Rational design of NiCo₂O₄/g-C₃N₄ composite as practical anode of lithium-ion batteries with outstanding electrochemical performance from multiple aspects

The spinel oxide NiCo₂O₄ is regarded as a desirable electrode material in lithium-ion batteries with high performance due to its better electrochemical activity and higher capacity compared to traditional simple oxides. However, lithium-ion batteries with this conversion reaction anode still suffer from low initial Coulombic efficiency accompanied by the generation of solid electrolyte interface layer.

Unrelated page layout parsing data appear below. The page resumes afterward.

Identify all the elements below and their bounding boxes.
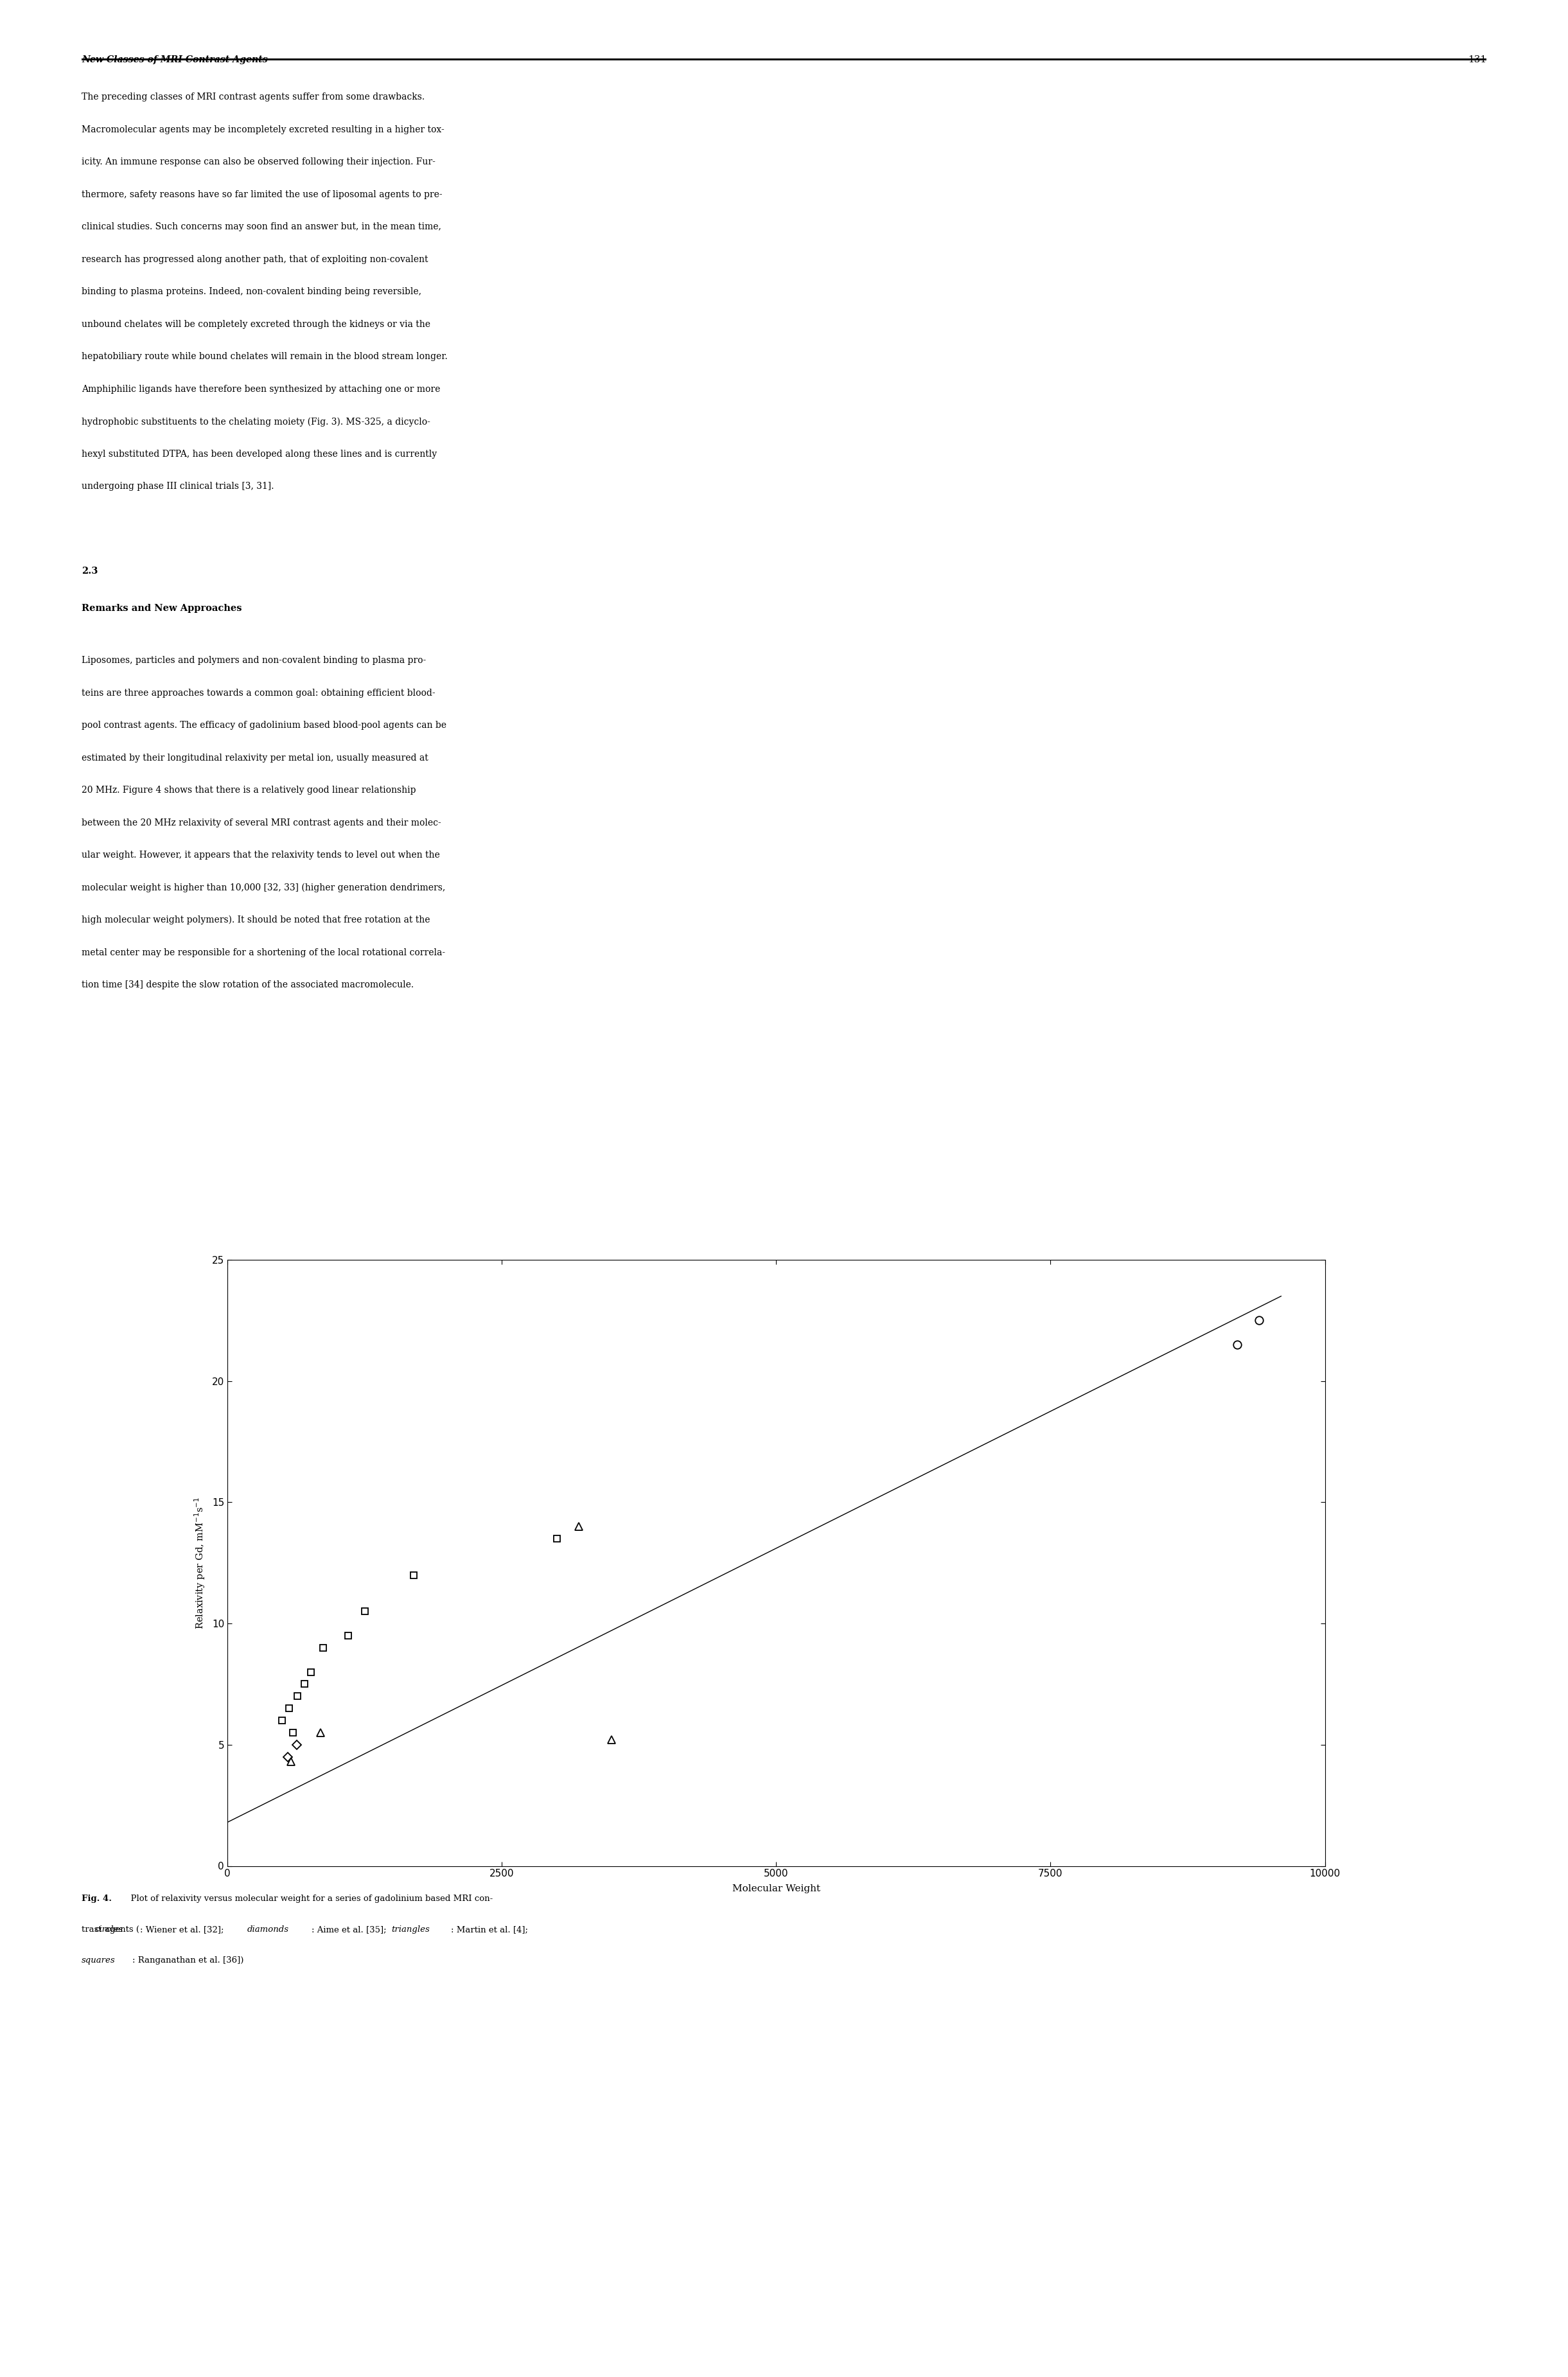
Text: hexyl substituted DTPA, has been developed along these lines and is currently: hexyl substituted DTPA, has been develop… [82, 449, 437, 459]
Text: binding to plasma proteins. Indeed, non-covalent binding being reversible,: binding to plasma proteins. Indeed, non-… [82, 288, 422, 297]
Text: ular weight. However, it appears that the relaxivity tends to level out when the: ular weight. However, it appears that th… [82, 851, 439, 860]
Text: Macromolecular agents may be incompletely excreted resulting in a higher tox-: Macromolecular agents may be incompletel… [82, 126, 444, 133]
Text: circles: circles [94, 1925, 124, 1935]
Text: estimated by their longitudinal relaxivity per metal ion, usually measured at: estimated by their longitudinal relaxivi… [82, 754, 428, 763]
Text: : Wiener et al. [32];: : Wiener et al. [32]; [141, 1925, 227, 1935]
Y-axis label: Relaxivity per Gd, mM$^{-1}$s$^{-1}$: Relaxivity per Gd, mM$^{-1}$s$^{-1}$ [193, 1498, 207, 1628]
Text: Liposomes, particles and polymers and non-covalent binding to plasma pro-: Liposomes, particles and polymers and no… [82, 656, 426, 666]
Text: : Aime et al. [35];: : Aime et al. [35]; [310, 1925, 389, 1935]
Text: : Ranganathan et al. [36]): : Ranganathan et al. [36]) [132, 1956, 245, 1966]
Text: 20 MHz. Figure 4 shows that there is a relatively good linear relationship: 20 MHz. Figure 4 shows that there is a r… [82, 787, 416, 794]
Text: Plot of relaxivity versus molecular weight for a series of gadolinium based MRI : Plot of relaxivity versus molecular weig… [125, 1894, 492, 1904]
Text: Fig. 4.: Fig. 4. [82, 1894, 111, 1904]
Text: : Martin et al. [4];: : Martin et al. [4]; [452, 1925, 528, 1935]
Text: squares: squares [82, 1956, 116, 1966]
Text: The preceding classes of MRI contrast agents suffer from some drawbacks.: The preceding classes of MRI contrast ag… [82, 93, 425, 102]
Text: icity. An immune response can also be observed following their injection. Fur-: icity. An immune response can also be ob… [82, 157, 436, 166]
Text: hydrophobic substituents to the chelating moiety (Fig. 3). MS-325, a dicyclo-: hydrophobic substituents to the chelatin… [82, 418, 430, 425]
Text: hepatobiliary route while bound chelates will remain in the blood stream longer.: hepatobiliary route while bound chelates… [82, 352, 447, 361]
Text: Remarks and New Approaches: Remarks and New Approaches [82, 604, 241, 613]
Text: 2.3: 2.3 [82, 566, 97, 575]
Text: unbound chelates will be completely excreted through the kidneys or via the: unbound chelates will be completely excr… [82, 321, 430, 328]
Text: research has progressed along another path, that of exploiting non-covalent: research has progressed along another pa… [82, 254, 428, 264]
Text: teins are three approaches towards a common goal: obtaining efficient blood-: teins are three approaches towards a com… [82, 689, 436, 696]
Text: molecular weight is higher than 10,000 [32, 33] (higher generation dendrimers,: molecular weight is higher than 10,000 [… [82, 884, 445, 891]
X-axis label: Molecular Weight: Molecular Weight [732, 1885, 820, 1892]
Text: triangles: triangles [392, 1925, 430, 1935]
Text: trast agents (: trast agents ( [82, 1925, 140, 1935]
Text: between the 20 MHz relaxivity of several MRI contrast agents and their molec-: between the 20 MHz relaxivity of several… [82, 818, 441, 827]
Text: tion time [34] despite the slow rotation of the associated macromolecule.: tion time [34] despite the slow rotation… [82, 979, 414, 989]
Text: undergoing phase III clinical trials [3, 31].: undergoing phase III clinical trials [3,… [82, 483, 274, 492]
Text: high molecular weight polymers). It should be noted that free rotation at the: high molecular weight polymers). It shou… [82, 915, 430, 925]
Text: pool contrast agents. The efficacy of gadolinium based blood-pool agents can be: pool contrast agents. The efficacy of ga… [82, 720, 447, 730]
Text: clinical studies. Such concerns may soon find an answer but, in the mean time,: clinical studies. Such concerns may soon… [82, 223, 441, 231]
Text: thermore, safety reasons have so far limited the use of liposomal agents to pre-: thermore, safety reasons have so far lim… [82, 190, 442, 200]
Text: diamonds: diamonds [248, 1925, 289, 1935]
Text: Amphiphilic ligands have therefore been synthesized by attaching one or more: Amphiphilic ligands have therefore been … [82, 385, 441, 395]
Text: metal center may be responsible for a shortening of the local rotational correla: metal center may be responsible for a sh… [82, 948, 445, 958]
Text: New Classes of MRI Contrast Agents: New Classes of MRI Contrast Agents [82, 55, 268, 64]
Text: 131: 131 [1468, 55, 1486, 64]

Herein, a facile strategy is proposed to couple nanoparticulate NiCo₂O₄ with g-C₃N₄, which effectively reduces solid electrolyte interface formation and leads to a high initial Coulombic efficiency. Various characterization techniques confirm that NiCo₂O₄ nanoparticles grow homogeneously on g-C₃N₄ nanosheets. This NiCo₂O₄/g-C₃N₄ hybrid, as an anode material for lithium-ion batteries, can reach an initial Coulombic efficiency of 84.5%, which is attributed to low interfacial surface area and high discharge potential of electrodes. Owing to the synergistic effect in the NiCo₂O₄/g-C₃N₄ hybrid, excellent reversible capacities of 1252 and 476 mAh g⁻¹ are maintained at respective current densities of 100 and 500 mA g⁻¹ after 100 cycles. The highly reversible lithium storage is a result of high NiCo₂O₄ electrode performance, unique layered structure, and excellent g-C₃N₄ properties.